Monday Business News
Beijing, Hanoi pledge to boost trade
Agence France-Presse . Hanoi
In a step to resolving long-running disputes, China and Vietnam have pledged to turn contentious border areas into economic growth zones and jointly explore oil-rich offshore areas in the future.
The communist neighbours — who stress their comradely ties but also have a history of distrust and conflict — reached the agreement during a visit by Vietnamese prime minister Nguyen Tan Dung to Beijing, state media said.
Both countries are among claimants to the Spratly islands in the South China Sea, believed to be rich in oil and gas reserves, and claim sovereignty over the Paracel islands, which are occupied by China.
During Dung’s visit, which ended Sunday, Beijing and Hanoi ‘agreed to start a joint survey in the waters outside the mouth of Beibu Bay at an early date,’ China’s state-run Xinhua news agency reported.
They would ‘gradually advance the negotiations on demarcation of these maritime zones and will jointly exploit the zones,’ Xinhua said.

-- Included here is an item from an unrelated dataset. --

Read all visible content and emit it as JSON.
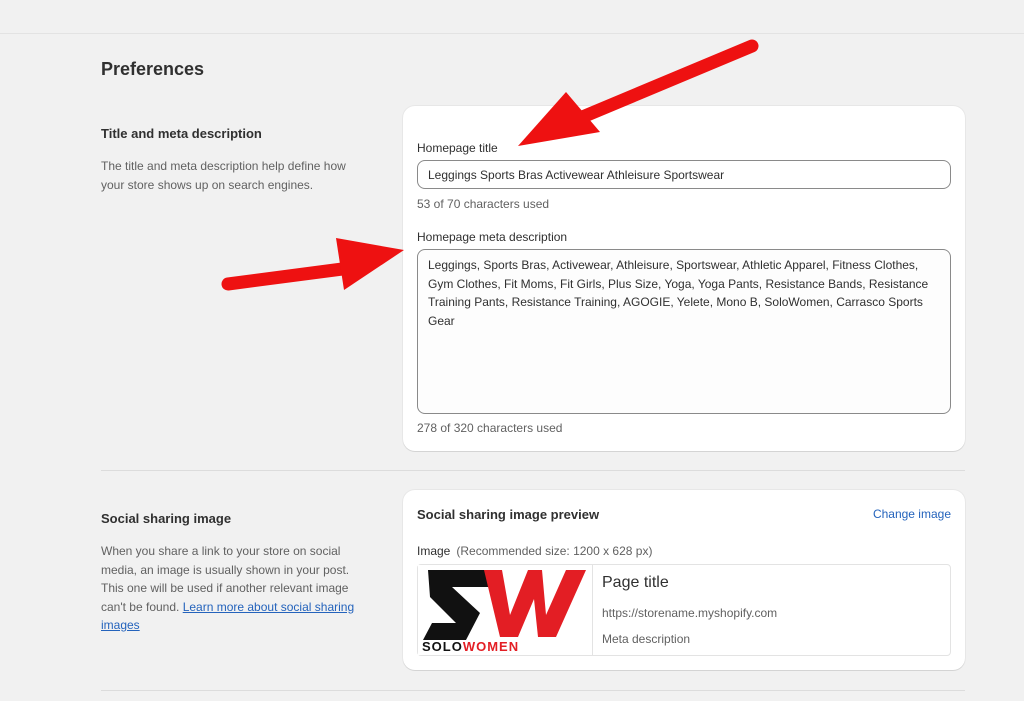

The statement did not settle the hot-button issue of the Spratlys, a strategic string of rocky outcrops in the middle of the South China Sea that are also claimed by Taiwan, Brunei, Malaysia and the Philippines.
But China and Vietnam pledged to ‘collaborate on oceanic research, environmental protection, meteorological and hydrological forecasts, oil exploration and information exchanges by the two armed forces.’
The agreement, although vague on details and timelines, signals a gradual shift in relations between East Asia’s economic giant and the southern neighbour which for many centuries was ruled by China.